Among the first victims were former slaves, according to human rights activists. Meanwhile, some Tuareg and Arab Moor families took advantage and recaptured escaped slaves, while others placed their Bella house servants under slavelike conditions, beating them and making them work long hours for petty salaries or without compensation.

“The pink-skinned people wanted to bring back the old way of slavery,” said Traore, the former slave. “They told me, ‘If you don’t do whatever we order you to, we will hand you over to the Islamists.’ ”

Other former slaves in separate interviews described similar experiences after the Islamists arrived.

“I was forced to work all day, until late in the night,” recalled Mbarka Wallet Hallane, 50. “Even if I was sick, the family would send to my house to bring me to work. I was working for nothing, no pay and no food. I was just trying not to be beaten.”

Hallane could not leave the family because all government officials had fled Timbuktu, and she feared the family would turn her over to the jihadists.

Descent and freedom

Traore was born into slavery. Her parents and grandparents were slaves of the same Tuareg family in a village 100 miles outside of Timbuktu. So were her three brothers and three sisters.

For as long as she can remember, Traore would wake up before sunrise to fetch water for the donkeys. At 10 years old, she was tending to the family’s small animals. As she got older, she would pound millet for lunch, cook, fetch wood and clean the house. She slept on the floor. She was paid no salary, received no education. She was given food, but even that depended on the appetites of her masters.

“After the family ate lunch, whatever was left in the pot, I ate,” Traore said. “After that, I had to make dinner and wash up afterwards. I went to bed only after the family went to bed.”

And if she was sick or tired, she would be flogged with sticks or whips made from animal skins, she said. “If the father beat me, the children would also beat me next,” Traore recalled matter-of-factly. “It was a very large family.”


When her mother died, the family buried the body with no proper funeral, as they did with all their slaves, said Traore. And when she married another enslaved person and had seven children, they “automatically became slaves.”

Eventually, through conversations with other villagers, she learned that her enslavement was illegal. “I didn’t know I could leave anytime,” Traore said.

In the early 1990s, she and her family fled the village in the middle of the night and came to Timbuktu. Her masters sent men after them, but she threatened to lodge a complaint with the local government.
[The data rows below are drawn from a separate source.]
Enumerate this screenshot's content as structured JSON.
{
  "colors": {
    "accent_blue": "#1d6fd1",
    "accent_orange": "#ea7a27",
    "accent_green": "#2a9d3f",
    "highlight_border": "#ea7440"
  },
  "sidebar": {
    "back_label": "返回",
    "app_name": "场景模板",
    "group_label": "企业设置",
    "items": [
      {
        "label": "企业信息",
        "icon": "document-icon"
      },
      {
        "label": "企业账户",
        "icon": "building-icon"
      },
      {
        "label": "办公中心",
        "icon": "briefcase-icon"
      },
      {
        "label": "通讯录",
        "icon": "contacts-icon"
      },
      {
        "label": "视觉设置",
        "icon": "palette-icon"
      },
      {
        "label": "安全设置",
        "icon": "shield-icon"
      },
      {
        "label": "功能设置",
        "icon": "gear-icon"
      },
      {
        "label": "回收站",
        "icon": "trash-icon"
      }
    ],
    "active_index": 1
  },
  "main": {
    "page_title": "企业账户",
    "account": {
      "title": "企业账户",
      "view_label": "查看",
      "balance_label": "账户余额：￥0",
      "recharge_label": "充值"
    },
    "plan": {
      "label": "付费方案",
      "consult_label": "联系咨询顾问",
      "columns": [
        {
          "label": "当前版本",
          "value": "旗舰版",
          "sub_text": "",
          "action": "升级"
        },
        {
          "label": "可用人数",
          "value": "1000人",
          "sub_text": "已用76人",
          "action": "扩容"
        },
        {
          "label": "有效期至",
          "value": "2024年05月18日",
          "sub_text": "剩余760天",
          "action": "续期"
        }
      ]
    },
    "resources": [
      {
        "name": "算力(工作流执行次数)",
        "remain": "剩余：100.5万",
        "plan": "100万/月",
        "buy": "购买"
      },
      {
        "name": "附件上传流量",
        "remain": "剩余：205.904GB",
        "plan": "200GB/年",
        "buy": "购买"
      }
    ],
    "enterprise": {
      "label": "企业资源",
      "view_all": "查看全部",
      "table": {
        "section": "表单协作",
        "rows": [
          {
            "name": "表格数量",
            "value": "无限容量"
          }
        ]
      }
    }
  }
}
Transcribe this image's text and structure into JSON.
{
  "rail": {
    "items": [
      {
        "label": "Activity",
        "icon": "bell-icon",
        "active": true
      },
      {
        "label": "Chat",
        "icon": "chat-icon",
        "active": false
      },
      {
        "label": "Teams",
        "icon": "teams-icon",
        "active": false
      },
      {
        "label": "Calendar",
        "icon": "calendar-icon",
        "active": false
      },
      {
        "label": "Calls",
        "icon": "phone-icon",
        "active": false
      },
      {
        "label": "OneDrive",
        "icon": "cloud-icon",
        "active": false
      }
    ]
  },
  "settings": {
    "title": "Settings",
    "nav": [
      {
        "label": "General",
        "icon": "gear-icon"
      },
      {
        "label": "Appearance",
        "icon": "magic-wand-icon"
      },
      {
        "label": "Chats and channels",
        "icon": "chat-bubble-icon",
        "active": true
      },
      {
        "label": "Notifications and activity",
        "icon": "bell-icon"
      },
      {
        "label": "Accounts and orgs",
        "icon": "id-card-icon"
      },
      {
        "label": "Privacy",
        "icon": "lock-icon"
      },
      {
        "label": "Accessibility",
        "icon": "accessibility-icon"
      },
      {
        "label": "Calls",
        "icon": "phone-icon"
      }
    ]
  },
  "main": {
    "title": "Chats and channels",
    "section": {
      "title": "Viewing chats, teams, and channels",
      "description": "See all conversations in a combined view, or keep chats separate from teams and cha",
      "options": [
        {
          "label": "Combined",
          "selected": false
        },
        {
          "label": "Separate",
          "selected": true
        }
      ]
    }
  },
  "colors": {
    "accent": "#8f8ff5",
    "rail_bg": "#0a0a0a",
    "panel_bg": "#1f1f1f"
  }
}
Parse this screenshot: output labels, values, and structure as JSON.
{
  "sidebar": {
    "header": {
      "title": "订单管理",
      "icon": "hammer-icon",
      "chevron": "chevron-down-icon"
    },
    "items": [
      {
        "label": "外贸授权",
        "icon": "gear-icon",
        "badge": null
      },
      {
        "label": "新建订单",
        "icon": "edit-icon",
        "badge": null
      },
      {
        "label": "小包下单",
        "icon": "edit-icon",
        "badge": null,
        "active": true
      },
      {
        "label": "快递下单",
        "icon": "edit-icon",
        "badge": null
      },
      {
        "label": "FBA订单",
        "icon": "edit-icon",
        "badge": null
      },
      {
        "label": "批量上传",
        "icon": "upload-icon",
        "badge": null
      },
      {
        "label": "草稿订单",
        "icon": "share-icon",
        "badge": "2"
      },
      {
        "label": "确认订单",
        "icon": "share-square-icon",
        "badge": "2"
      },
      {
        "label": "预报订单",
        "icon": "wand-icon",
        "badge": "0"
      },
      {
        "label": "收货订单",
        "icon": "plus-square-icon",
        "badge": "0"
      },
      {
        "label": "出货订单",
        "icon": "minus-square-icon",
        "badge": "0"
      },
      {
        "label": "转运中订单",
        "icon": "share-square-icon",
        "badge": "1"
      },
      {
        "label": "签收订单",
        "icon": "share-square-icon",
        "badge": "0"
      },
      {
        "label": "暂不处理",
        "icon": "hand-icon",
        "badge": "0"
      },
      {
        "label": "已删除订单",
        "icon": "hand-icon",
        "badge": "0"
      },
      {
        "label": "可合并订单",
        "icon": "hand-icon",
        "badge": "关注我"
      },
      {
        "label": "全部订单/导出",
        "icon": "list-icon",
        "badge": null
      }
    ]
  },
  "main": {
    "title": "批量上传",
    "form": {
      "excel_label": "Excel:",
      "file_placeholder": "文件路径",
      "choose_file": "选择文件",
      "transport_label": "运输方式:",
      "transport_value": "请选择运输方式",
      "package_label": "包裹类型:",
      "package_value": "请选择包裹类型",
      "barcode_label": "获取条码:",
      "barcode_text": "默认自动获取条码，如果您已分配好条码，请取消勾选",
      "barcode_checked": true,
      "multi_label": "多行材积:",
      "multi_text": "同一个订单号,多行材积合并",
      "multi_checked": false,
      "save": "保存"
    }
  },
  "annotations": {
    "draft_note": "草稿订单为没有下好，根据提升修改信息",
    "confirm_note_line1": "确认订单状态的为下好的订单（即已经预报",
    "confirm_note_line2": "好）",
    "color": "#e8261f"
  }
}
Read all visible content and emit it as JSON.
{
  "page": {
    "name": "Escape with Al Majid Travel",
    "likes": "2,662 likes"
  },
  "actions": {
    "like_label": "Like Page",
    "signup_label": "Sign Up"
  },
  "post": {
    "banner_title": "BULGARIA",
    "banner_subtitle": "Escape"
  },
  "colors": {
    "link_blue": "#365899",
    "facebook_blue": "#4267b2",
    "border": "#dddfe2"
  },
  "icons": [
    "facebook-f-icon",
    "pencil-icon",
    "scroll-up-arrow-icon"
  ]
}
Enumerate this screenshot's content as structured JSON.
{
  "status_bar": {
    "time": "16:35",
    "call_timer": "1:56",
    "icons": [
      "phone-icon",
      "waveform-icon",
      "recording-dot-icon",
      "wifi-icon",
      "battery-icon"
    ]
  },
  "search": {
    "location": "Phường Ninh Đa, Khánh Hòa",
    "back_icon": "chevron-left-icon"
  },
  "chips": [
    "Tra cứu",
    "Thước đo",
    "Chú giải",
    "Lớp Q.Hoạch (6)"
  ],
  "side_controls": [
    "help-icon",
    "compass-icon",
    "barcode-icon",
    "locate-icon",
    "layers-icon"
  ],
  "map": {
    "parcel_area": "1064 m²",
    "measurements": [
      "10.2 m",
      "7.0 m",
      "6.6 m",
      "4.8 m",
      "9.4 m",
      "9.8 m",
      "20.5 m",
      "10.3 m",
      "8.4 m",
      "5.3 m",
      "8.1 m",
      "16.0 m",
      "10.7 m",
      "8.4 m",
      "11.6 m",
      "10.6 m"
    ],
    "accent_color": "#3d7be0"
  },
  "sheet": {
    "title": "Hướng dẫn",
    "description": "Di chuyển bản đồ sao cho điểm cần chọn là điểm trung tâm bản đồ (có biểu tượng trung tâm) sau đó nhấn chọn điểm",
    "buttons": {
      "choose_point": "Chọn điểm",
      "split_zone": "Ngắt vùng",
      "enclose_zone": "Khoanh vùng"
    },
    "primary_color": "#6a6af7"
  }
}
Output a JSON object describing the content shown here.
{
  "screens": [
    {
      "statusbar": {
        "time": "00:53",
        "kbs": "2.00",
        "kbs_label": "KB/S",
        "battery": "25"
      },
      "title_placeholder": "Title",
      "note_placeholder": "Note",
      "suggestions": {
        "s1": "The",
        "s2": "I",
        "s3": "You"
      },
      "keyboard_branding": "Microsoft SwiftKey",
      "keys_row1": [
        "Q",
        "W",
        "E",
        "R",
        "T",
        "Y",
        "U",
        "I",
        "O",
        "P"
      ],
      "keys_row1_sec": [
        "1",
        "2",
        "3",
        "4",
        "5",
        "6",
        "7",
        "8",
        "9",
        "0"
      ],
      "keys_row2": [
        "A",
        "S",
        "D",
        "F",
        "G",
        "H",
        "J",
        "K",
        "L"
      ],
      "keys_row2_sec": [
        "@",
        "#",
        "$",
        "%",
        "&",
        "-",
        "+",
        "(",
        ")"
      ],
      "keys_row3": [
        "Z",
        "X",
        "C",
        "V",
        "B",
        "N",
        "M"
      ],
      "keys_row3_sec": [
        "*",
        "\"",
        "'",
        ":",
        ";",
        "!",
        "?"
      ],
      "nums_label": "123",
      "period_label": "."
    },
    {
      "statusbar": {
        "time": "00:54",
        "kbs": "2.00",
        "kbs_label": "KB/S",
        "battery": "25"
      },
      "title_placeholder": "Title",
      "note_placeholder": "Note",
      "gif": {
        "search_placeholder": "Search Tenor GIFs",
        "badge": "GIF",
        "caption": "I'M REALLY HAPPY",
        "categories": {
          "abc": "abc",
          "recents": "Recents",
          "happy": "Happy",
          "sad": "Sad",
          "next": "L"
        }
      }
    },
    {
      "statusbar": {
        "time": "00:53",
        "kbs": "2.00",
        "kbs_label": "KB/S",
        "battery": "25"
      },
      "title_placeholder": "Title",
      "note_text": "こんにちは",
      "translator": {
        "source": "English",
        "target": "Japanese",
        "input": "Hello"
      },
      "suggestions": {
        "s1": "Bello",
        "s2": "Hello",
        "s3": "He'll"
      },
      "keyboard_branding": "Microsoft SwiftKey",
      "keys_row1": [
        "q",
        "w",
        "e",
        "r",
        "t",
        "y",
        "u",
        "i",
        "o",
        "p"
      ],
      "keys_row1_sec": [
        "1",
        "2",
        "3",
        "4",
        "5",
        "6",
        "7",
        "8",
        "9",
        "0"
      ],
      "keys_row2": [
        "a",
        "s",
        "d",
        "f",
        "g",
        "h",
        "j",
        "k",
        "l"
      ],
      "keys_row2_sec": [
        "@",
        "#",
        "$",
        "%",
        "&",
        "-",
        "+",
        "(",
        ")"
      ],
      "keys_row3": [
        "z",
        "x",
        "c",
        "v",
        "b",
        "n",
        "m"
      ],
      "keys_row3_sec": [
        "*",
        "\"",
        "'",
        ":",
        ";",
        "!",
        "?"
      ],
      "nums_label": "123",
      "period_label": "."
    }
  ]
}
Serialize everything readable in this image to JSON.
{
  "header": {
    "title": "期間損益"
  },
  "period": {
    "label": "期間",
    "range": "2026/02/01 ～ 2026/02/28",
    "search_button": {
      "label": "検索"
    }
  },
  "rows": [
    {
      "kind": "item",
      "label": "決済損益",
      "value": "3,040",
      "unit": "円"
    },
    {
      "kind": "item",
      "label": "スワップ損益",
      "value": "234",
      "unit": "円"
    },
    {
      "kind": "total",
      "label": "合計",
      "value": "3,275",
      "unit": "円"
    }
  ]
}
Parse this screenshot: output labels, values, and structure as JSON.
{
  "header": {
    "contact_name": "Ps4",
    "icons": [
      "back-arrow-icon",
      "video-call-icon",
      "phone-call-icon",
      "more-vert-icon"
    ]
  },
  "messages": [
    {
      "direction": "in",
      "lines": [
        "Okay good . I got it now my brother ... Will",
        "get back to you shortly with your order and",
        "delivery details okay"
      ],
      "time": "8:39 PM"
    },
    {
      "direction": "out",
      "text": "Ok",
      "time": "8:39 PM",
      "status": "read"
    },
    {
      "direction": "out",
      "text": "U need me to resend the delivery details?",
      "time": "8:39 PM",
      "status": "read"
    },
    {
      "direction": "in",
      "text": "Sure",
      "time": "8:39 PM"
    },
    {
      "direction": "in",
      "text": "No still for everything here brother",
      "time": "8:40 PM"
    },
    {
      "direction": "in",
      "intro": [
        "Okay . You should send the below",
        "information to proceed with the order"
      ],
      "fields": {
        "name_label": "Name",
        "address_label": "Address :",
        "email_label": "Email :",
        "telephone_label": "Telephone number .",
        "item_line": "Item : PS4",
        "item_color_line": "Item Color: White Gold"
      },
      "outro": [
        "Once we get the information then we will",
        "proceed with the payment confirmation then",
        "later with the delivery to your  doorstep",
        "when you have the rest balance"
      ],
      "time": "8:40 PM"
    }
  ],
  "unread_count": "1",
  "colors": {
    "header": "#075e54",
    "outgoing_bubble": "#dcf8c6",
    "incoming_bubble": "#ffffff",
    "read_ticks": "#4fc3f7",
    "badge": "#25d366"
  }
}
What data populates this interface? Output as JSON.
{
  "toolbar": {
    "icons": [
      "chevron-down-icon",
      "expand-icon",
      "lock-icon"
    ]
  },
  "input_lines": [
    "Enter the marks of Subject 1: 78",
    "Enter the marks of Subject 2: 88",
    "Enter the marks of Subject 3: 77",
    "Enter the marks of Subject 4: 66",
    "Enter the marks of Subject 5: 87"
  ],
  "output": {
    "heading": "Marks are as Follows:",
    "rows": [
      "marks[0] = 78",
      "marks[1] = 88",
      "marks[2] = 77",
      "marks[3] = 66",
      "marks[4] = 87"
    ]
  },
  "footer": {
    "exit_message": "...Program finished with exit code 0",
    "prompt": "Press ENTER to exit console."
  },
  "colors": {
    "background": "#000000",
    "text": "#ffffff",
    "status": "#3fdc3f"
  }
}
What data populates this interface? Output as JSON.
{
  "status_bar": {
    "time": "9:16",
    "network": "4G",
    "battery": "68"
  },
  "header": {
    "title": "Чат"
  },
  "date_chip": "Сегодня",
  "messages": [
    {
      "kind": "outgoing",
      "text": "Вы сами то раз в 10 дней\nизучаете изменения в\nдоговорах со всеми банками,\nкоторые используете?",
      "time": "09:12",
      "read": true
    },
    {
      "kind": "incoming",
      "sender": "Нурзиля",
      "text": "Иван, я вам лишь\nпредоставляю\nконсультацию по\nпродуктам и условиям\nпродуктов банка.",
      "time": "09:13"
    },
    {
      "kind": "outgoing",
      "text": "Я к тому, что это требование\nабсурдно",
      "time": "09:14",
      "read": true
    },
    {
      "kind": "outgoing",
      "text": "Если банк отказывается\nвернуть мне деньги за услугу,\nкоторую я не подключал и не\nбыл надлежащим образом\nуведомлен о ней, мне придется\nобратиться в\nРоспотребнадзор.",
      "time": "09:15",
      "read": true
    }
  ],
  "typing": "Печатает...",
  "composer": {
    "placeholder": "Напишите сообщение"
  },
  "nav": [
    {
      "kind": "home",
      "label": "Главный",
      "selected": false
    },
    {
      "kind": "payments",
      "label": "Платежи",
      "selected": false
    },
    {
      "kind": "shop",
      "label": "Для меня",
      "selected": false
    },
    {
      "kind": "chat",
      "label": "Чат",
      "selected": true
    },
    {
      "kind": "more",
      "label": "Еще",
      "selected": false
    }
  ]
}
Traore eventually found a job with another Tuareg family, who paid her $20 a month. The salary was much lower than normal and the hours were long, but she didn’t complain. “They knew I was a slave,” Traore said. “They would threaten to send me back to my owners.”

But when the Islamists arrived, the family’s attitude grew harsher. Their first act was to lower her salary and make her work 18-hour days. Then the beatings started. In November, they stopped paying her.

Today, Traore is poor and unemployed. Timbuktu remains deserted, and jobs are scarce. But her freedom, she said, was worth the price. “For so many years, I was dreaming to be free,” she said. “Once the Tuaregs and Arabs left, I really felt I was finally free. I don’t want to see them again in Timbuktu.”